Sein Workshop ist Programmpunkt in der „Wolfiade“, einer Veranstaltungsreihe zum 100. Todestag des Komponisten Hugo Wolf. Wenn es um Wolf geht, ist Fischer-Dieskau jedes Detail, jede Nuance bestens vertraut. Immerhin hat er kürzlich eine Monografie veröffentlicht zu Leben und Werk Wolfs, die einige der Zuhörer im Saal in der Tasche haben, in der Hoffnung, dass der große Sänger sie ihnen später signieren wird.

Der ist jetzt aber erst einmal vollauf beschäftigt. Feilt an der Aussprache seiner inzwischen gelasseneren Meisterschülerin, die lernbegierig jede der Korrekturen sofort umzusetzen versucht, interpretiert mit ihr gemeinsam den Text, kontrolliert die Atmung, fällt auch mal mit seinem weltberühmten Bariton in die eine oder andere Phrase ein. Nach einer halben Stunde ist sie entlassen. Und es geht gleich mit dem nächsten Studenten weiter.
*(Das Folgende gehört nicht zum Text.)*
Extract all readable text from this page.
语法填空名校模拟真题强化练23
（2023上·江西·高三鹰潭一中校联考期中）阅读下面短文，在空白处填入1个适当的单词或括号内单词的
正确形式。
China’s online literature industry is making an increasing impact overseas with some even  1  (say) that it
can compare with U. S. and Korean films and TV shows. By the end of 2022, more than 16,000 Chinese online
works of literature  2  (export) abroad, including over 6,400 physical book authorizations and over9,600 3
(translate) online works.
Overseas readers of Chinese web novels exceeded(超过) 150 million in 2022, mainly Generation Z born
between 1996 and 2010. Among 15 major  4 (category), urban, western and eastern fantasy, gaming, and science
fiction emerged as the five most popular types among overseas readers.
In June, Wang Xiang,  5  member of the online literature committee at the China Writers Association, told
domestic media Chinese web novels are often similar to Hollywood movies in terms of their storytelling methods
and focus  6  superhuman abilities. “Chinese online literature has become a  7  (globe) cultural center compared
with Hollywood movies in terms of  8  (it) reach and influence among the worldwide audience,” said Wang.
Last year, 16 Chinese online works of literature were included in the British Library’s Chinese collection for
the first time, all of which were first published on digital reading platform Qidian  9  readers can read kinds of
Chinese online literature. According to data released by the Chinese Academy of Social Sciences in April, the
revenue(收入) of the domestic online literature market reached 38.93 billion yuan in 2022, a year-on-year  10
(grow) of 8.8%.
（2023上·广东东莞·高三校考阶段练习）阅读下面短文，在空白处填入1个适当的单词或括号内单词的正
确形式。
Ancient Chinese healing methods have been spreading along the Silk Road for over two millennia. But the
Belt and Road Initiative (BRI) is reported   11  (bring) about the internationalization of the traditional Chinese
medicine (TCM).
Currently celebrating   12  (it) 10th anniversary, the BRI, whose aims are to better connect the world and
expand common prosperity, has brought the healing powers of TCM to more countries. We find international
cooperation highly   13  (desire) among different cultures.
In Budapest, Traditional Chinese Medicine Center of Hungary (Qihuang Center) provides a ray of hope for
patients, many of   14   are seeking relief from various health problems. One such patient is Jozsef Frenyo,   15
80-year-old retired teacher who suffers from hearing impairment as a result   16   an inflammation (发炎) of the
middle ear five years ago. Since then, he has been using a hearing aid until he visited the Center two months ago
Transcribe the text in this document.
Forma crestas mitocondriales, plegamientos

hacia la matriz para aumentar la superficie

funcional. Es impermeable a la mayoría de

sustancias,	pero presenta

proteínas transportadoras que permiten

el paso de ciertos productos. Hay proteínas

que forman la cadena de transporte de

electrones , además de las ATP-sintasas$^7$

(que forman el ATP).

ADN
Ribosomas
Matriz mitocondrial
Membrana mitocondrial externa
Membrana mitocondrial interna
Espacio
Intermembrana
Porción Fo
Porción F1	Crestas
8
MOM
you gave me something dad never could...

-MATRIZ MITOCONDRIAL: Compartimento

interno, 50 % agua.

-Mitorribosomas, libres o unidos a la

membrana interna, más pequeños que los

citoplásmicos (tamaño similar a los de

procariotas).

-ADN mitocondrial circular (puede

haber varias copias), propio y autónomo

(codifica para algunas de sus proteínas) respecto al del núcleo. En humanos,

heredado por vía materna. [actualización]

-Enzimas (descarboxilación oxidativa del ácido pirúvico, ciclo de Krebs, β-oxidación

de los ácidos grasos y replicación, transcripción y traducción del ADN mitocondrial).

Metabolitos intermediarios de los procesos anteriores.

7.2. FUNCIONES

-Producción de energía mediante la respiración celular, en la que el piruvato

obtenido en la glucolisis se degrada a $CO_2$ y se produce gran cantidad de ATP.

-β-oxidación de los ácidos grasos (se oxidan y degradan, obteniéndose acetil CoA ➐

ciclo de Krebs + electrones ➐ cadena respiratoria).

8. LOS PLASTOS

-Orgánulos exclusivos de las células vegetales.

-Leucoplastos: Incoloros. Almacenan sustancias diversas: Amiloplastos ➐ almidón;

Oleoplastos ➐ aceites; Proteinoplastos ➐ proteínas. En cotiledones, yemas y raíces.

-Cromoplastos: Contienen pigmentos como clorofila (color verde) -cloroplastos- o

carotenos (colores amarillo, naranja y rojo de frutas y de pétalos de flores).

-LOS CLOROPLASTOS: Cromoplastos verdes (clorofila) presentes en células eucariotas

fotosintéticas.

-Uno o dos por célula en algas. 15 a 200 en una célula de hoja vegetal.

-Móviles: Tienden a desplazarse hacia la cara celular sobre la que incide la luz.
Fünf Glückliche sind es, die Fischer-Dieskau als Meisterschüler angenommen hat. Bis einschließlich Samstag bekommen sie täglich drei Stunden Unterricht bei ihm. Und am Samstagabend präsentieren sie das Ergebnis dieses Kurses um 19.30 Uhr in einem Konzert in der Musikhochschule.